Note: The preceding log excerpts are only examples. Date, time, and environmental variables may vary depending on your environment.

Cause

The spf property is incorrectly still enabled after an Overlay Transport Zone is removed from a host switch. 
Since the spf property is enabled even though there is no Overlay Transport Zone, 'com.vmware.nsx.spf.gvm' property fails to be set on the vNIC port resulting in the vNIC going into an error state and VM connectivity loss.

Resolution

This issue is resolved in VMware NSX 3.2.3, 4.0.2, and 4.1.0.

Workaround:
Command to unset the spf property from the host:
net-dvs -u 'com.vmware.nsx.spf.enabled' -p hostPropList <host switch name> 
Whenever a Management plane to nsxa sync happens, the property will be reset again.
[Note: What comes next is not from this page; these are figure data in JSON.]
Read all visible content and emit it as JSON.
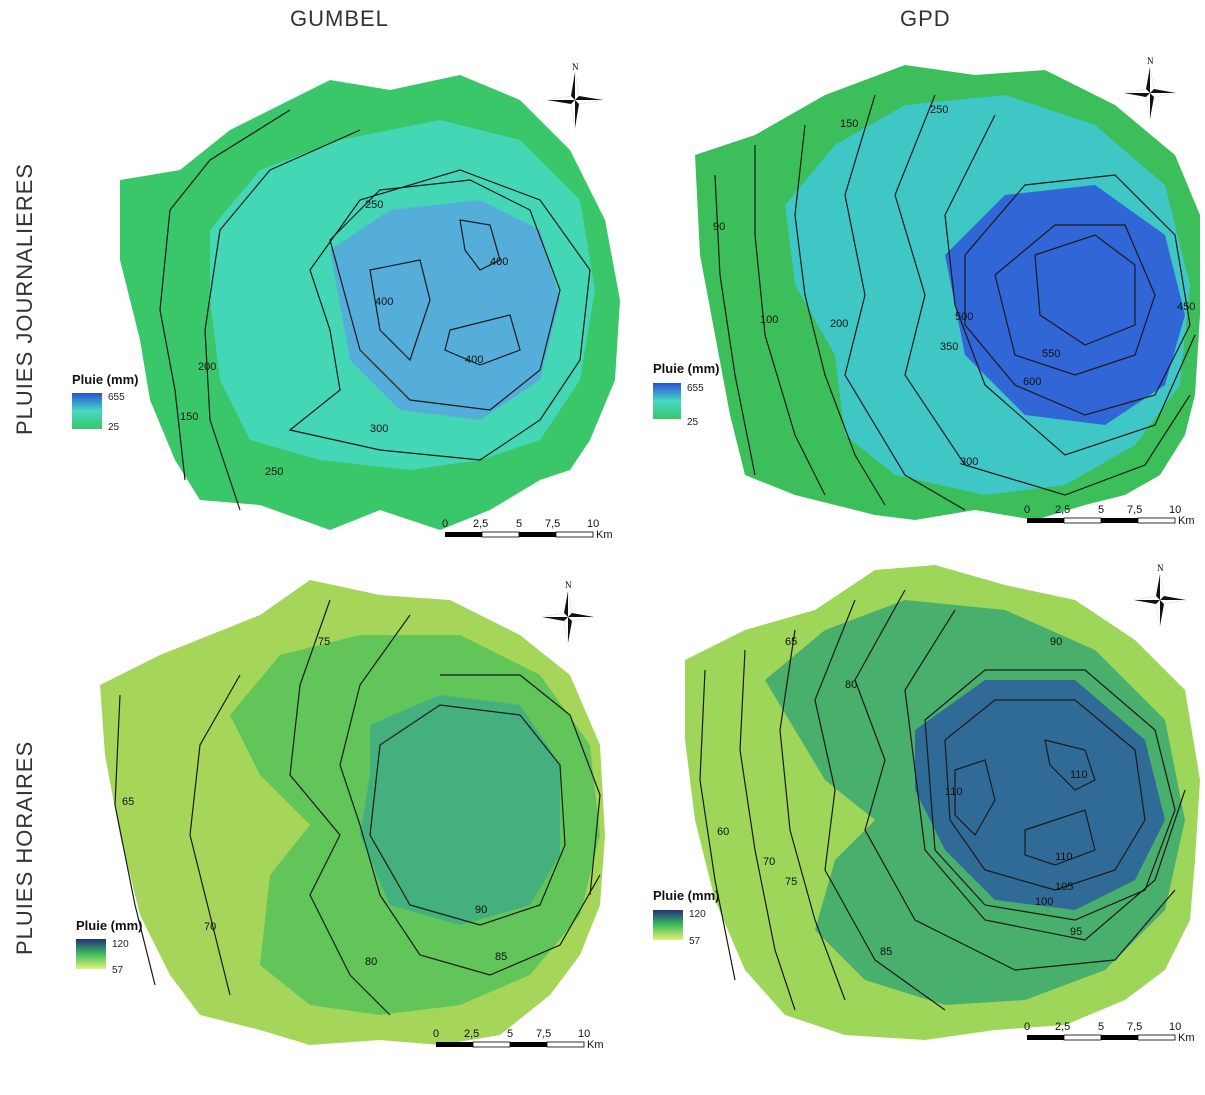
{
  "columns": [
    "GUMBEL",
    "GPD"
  ],
  "rows": [
    "PLUIES JOURNALIERES",
    "PLUIES HORAIRES"
  ],
  "north_label": "N",
  "scale_bar": {
    "ticks": [
      "0",
      "2,5",
      "5",
      "7,5",
      "10"
    ],
    "unit": "Km"
  },
  "panels": [
    {
      "id": "gumbel-daily",
      "legend": {
        "title": "Pluie (mm)",
        "max": "655",
        "min": "25",
        "color_low": "#39c76a",
        "color_high": "#2a4fd6"
      },
      "fill_outer": "#39c76a",
      "fill_mid": "#46d9c2",
      "fill_inner": "#5aa0e6",
      "contour_labels": [
        "250",
        "400",
        "400",
        "400",
        "300",
        "250",
        "200",
        "150"
      ]
    },
    {
      "id": "gpd-daily",
      "legend": {
        "title": "Pluie (mm)",
        "max": "655",
        "min": "25",
        "color_low": "#39c76a",
        "color_high": "#2a4fd6"
      },
      "fill_outer": "#3cbf5a",
      "fill_mid": "#3ec8d8",
      "fill_inner": "#2e55d8",
      "contour_labels": [
        "250",
        "150",
        "90",
        "100",
        "200",
        "350",
        "550",
        "600",
        "450",
        "300",
        "500"
      ]
    },
    {
      "id": "gumbel-hourly",
      "legend": {
        "title": "Pluie (mm)",
        "max": "120",
        "min": "57",
        "color_low": "#e3f07a",
        "color_high": "#22307a"
      },
      "fill_outer": "#a5d65a",
      "fill_mid": "#55c25a",
      "fill_inner": "#3aa88a",
      "contour_labels": [
        "75",
        "65",
        "70",
        "80",
        "90",
        "85"
      ]
    },
    {
      "id": "gpd-hourly",
      "legend": {
        "title": "Pluie (mm)",
        "max": "120",
        "min": "57",
        "color_low": "#e3f07a",
        "color_high": "#22307a"
      },
      "fill_outer": "#9ed65a",
      "fill_mid": "#3aa870",
      "fill_inner": "#2b5fa0",
      "contour_labels": [
        "65",
        "90",
        "80",
        "110",
        "110",
        "110",
        "60",
        "70",
        "75",
        "105",
        "100",
        "95",
        "85"
      ]
    }
  ]
}
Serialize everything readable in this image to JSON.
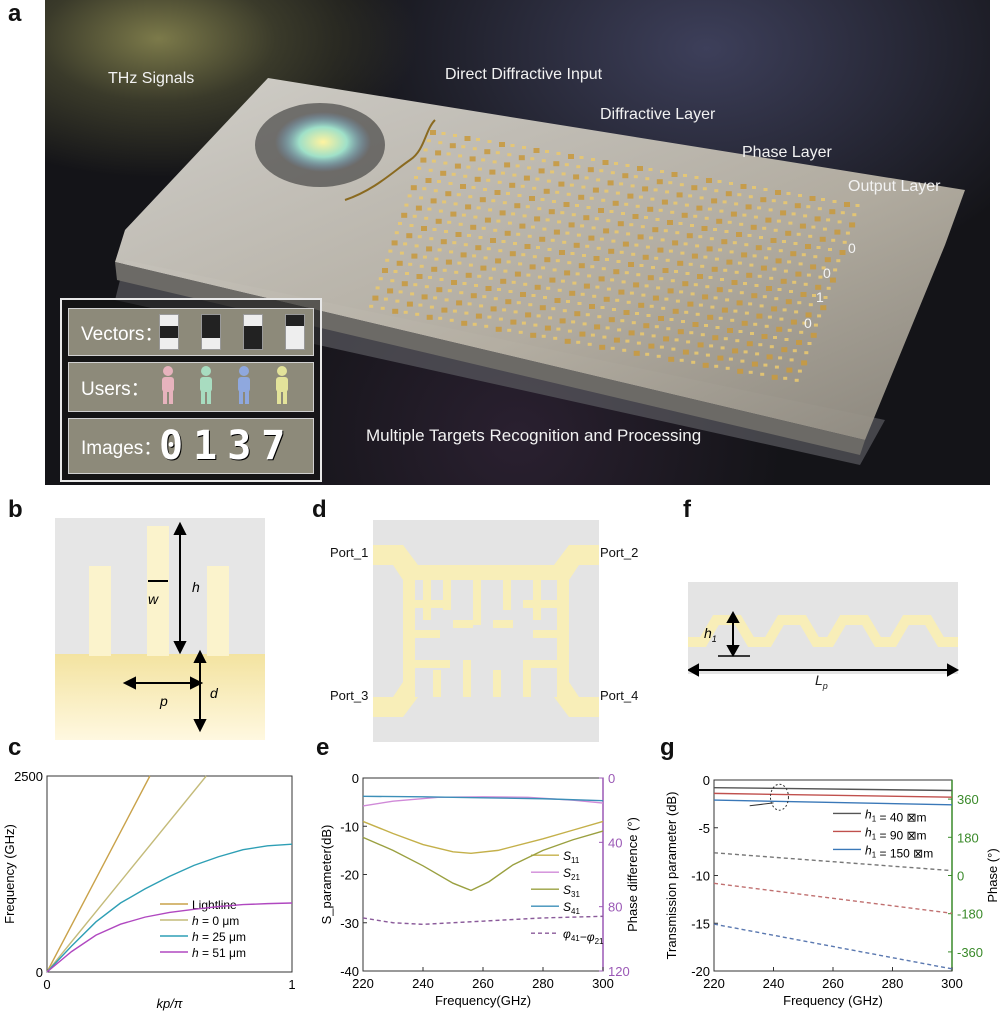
{
  "panel_labels": {
    "a": "a",
    "b": "b",
    "c": "c",
    "d": "d",
    "e": "e",
    "f": "f",
    "g": "g"
  },
  "panel_a": {
    "thz_signals": "THz Signals",
    "direct_input": "Direct Diffractive Input",
    "diffractive_layer": "Diffractive Layer",
    "phase_layer": "Phase Layer",
    "output_layer": "Output Layer",
    "outputs": [
      "0",
      "0",
      "1",
      "0"
    ],
    "caption": "Multiple Targets Recognition and Processing",
    "inset": {
      "vectors": "Vectors：",
      "users": "Users：",
      "images": "Images：",
      "digits": [
        "0",
        "1",
        "3",
        "7"
      ],
      "user_colors": [
        "#e7b3bd",
        "#a8dcc0",
        "#8fa8de",
        "#e3e39a"
      ]
    }
  },
  "panel_b": {
    "w": "w",
    "h": "h",
    "p": "p",
    "d": "d"
  },
  "panel_d": {
    "port1": "Port_1",
    "port2": "Port_2",
    "port3": "Port_3",
    "port4": "Port_4"
  },
  "panel_f": {
    "h1_main": "h",
    "h1_sub": "1",
    "lp_main": "L",
    "lp_sub": "p"
  },
  "chart_data": [
    {
      "id": "c",
      "type": "line",
      "xlabel": "kp/π",
      "ylabel": "Frequency (GHz)",
      "xlim": [
        0,
        1
      ],
      "ylim": [
        0,
        2500
      ],
      "xticks": [
        0,
        1
      ],
      "xticklabels": [
        "0",
        "1"
      ],
      "yticks": [
        0,
        2500
      ],
      "yticklabels": [
        "0",
        "2500"
      ],
      "legend_position": "bottom-right",
      "series": [
        {
          "name": [
            [
              "Lightline",
              ""
            ]
          ],
          "color": "#c9a24a",
          "dash": false,
          "points": [
            [
              0,
              0
            ],
            [
              0.42,
              2500
            ]
          ]
        },
        {
          "name": [
            [
              "h",
              " = 0 μm"
            ]
          ],
          "italic_first": true,
          "color": "#c4bb7a",
          "dash": false,
          "points": [
            [
              0,
              0
            ],
            [
              0.65,
              2500
            ]
          ]
        },
        {
          "name": [
            [
              "h",
              " = 25 μm"
            ]
          ],
          "italic_first": true,
          "color": "#2e9fb5",
          "dash": false,
          "points": [
            [
              0,
              0
            ],
            [
              0.1,
              330
            ],
            [
              0.2,
              640
            ],
            [
              0.3,
              880
            ],
            [
              0.4,
              1060
            ],
            [
              0.5,
              1220
            ],
            [
              0.6,
              1360
            ],
            [
              0.7,
              1470
            ],
            [
              0.8,
              1560
            ],
            [
              0.9,
              1610
            ],
            [
              1,
              1630
            ]
          ]
        },
        {
          "name": [
            [
              "h",
              " = 51 μm"
            ]
          ],
          "italic_first": true,
          "color": "#b048c0",
          "dash": false,
          "points": [
            [
              0,
              0
            ],
            [
              0.1,
              260
            ],
            [
              0.2,
              470
            ],
            [
              0.3,
              610
            ],
            [
              0.4,
              700
            ],
            [
              0.5,
              760
            ],
            [
              0.6,
              800
            ],
            [
              0.7,
              835
            ],
            [
              0.8,
              860
            ],
            [
              0.9,
              872
            ],
            [
              1,
              880
            ]
          ]
        }
      ]
    },
    {
      "id": "e",
      "type": "line",
      "xlabel": "Frequency(GHz)",
      "ylabel": "S_parameter(dB)",
      "y2label": "Phase difference (°)",
      "xlim": [
        220,
        300
      ],
      "ylim": [
        -40,
        0
      ],
      "y2lim": [
        120,
        0
      ],
      "xticks": [
        220,
        240,
        260,
        280,
        300
      ],
      "xticklabels": [
        "220",
        "240",
        "260",
        "280",
        "300"
      ],
      "yticks": [
        0,
        -10,
        -20,
        -30,
        -40
      ],
      "yticklabels": [
        "0",
        "-10",
        "-20",
        "-30",
        "-40"
      ],
      "y2ticks": [
        0,
        40,
        80,
        120
      ],
      "y2ticklabels": [
        "0",
        "40",
        "80",
        "120"
      ],
      "y2color": "#9b59b6",
      "legend_position": "center-right",
      "series": [
        {
          "name": [
            [
              "S",
              "11"
            ]
          ],
          "sub": true,
          "color": "#c4b04a",
          "dash": false,
          "axis": "left",
          "points": [
            [
              220,
              -9
            ],
            [
              230,
              -11.5
            ],
            [
              240,
              -13.8
            ],
            [
              250,
              -15.3
            ],
            [
              256,
              -15.6
            ],
            [
              265,
              -15
            ],
            [
              280,
              -12.6
            ],
            [
              290,
              -10.8
            ],
            [
              300,
              -9
            ]
          ]
        },
        {
          "name": [
            [
              "S",
              "21"
            ]
          ],
          "sub": true,
          "color": "#d08ad8",
          "dash": false,
          "axis": "left",
          "points": [
            [
              220,
              -5.8
            ],
            [
              230,
              -4.8
            ],
            [
              245,
              -4
            ],
            [
              260,
              -3.9
            ],
            [
              275,
              -4
            ],
            [
              290,
              -4.6
            ],
            [
              300,
              -5.2
            ]
          ]
        },
        {
          "name": [
            [
              "S",
              "31"
            ]
          ],
          "sub": true,
          "color": "#9aa040",
          "dash": false,
          "axis": "left",
          "points": [
            [
              220,
              -12.3
            ],
            [
              230,
              -15
            ],
            [
              240,
              -18.2
            ],
            [
              250,
              -21.8
            ],
            [
              256,
              -23.3
            ],
            [
              262,
              -21.5
            ],
            [
              270,
              -18
            ],
            [
              280,
              -15
            ],
            [
              290,
              -12.8
            ],
            [
              300,
              -11
            ]
          ]
        },
        {
          "name": [
            [
              "S",
              "41"
            ]
          ],
          "sub": true,
          "color": "#3c8fb8",
          "dash": false,
          "axis": "left",
          "points": [
            [
              220,
              -3.8
            ],
            [
              240,
              -3.9
            ],
            [
              260,
              -4.1
            ],
            [
              280,
              -4.3
            ],
            [
              300,
              -4.7
            ]
          ]
        },
        {
          "name": [
            [
              "φ",
              "41"
            ],
            [
              "−φ",
              "21"
            ]
          ],
          "sub": true,
          "color": "#8a5a9a",
          "dash": true,
          "axis": "right",
          "points": [
            [
              220,
              87
            ],
            [
              230,
              90
            ],
            [
              240,
              91
            ],
            [
              260,
              89
            ],
            [
              280,
              87
            ],
            [
              300,
              86
            ]
          ]
        }
      ]
    },
    {
      "id": "g",
      "type": "line",
      "xlabel": "Frequency (GHz)",
      "ylabel": "Transmission parameter (dB)",
      "y2label": "Phase (°)",
      "xlim": [
        220,
        300
      ],
      "ylim": [
        -20,
        0
      ],
      "y2lim": [
        -450,
        450
      ],
      "xticks": [
        220,
        240,
        260,
        280,
        300
      ],
      "xticklabels": [
        "220",
        "240",
        "260",
        "280",
        "300"
      ],
      "yticks": [
        0,
        -5,
        -10,
        -15,
        -20
      ],
      "yticklabels": [
        "0",
        "-5",
        "-10",
        "-15",
        "-20"
      ],
      "y2ticks": [
        360,
        180,
        0,
        -180,
        -360
      ],
      "y2ticklabels": [
        "360",
        "180",
        "0",
        "-180",
        "-360"
      ],
      "y2color": "#3a8a2a",
      "legend_position": "top-right",
      "series": [
        {
          "name": [
            [
              "h",
              "1"
            ],
            [
              " = 40 ⊠m",
              ""
            ]
          ],
          "sub": true,
          "color": "#555555",
          "dash": false,
          "axis": "left",
          "points": [
            [
              220,
              -0.8
            ],
            [
              300,
              -1.1
            ]
          ]
        },
        {
          "name": [
            [
              "h",
              "1"
            ],
            [
              " = 90 ⊠m",
              ""
            ]
          ],
          "sub": true,
          "color": "#c0504d",
          "dash": false,
          "axis": "left",
          "points": [
            [
              220,
              -1.4
            ],
            [
              300,
              -1.8
            ]
          ]
        },
        {
          "name": [
            [
              "h",
              "1"
            ],
            [
              " = 150 ⊠m",
              ""
            ]
          ],
          "sub": true,
          "color": "#3a78b8",
          "dash": false,
          "axis": "left",
          "points": [
            [
              220,
              -2.1
            ],
            [
              300,
              -2.6
            ]
          ]
        },
        {
          "name": null,
          "color": "#777777",
          "dash": true,
          "axis": "right",
          "points": [
            [
              220,
              107
            ],
            [
              300,
              23
            ]
          ]
        },
        {
          "name": null,
          "color": "#c07070",
          "dash": true,
          "axis": "right",
          "points": [
            [
              220,
              -37
            ],
            [
              300,
              -178
            ]
          ]
        },
        {
          "name": null,
          "color": "#5a78b0",
          "dash": true,
          "axis": "right",
          "points": [
            [
              220,
              -229
            ],
            [
              300,
              -440
            ]
          ]
        }
      ]
    }
  ]
}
Events like nsxa service restarts, upgrades, or Transport Node updates will cause a sync.
 
Another option to correct this behavior is to uninstall and reinstall NSX from affected hosts one at a time. As long as Overlay Transport Zones are not removed from host switches after re-install, this issue is not hit and Management plane to nsxa syncs will not re-enable the spf property.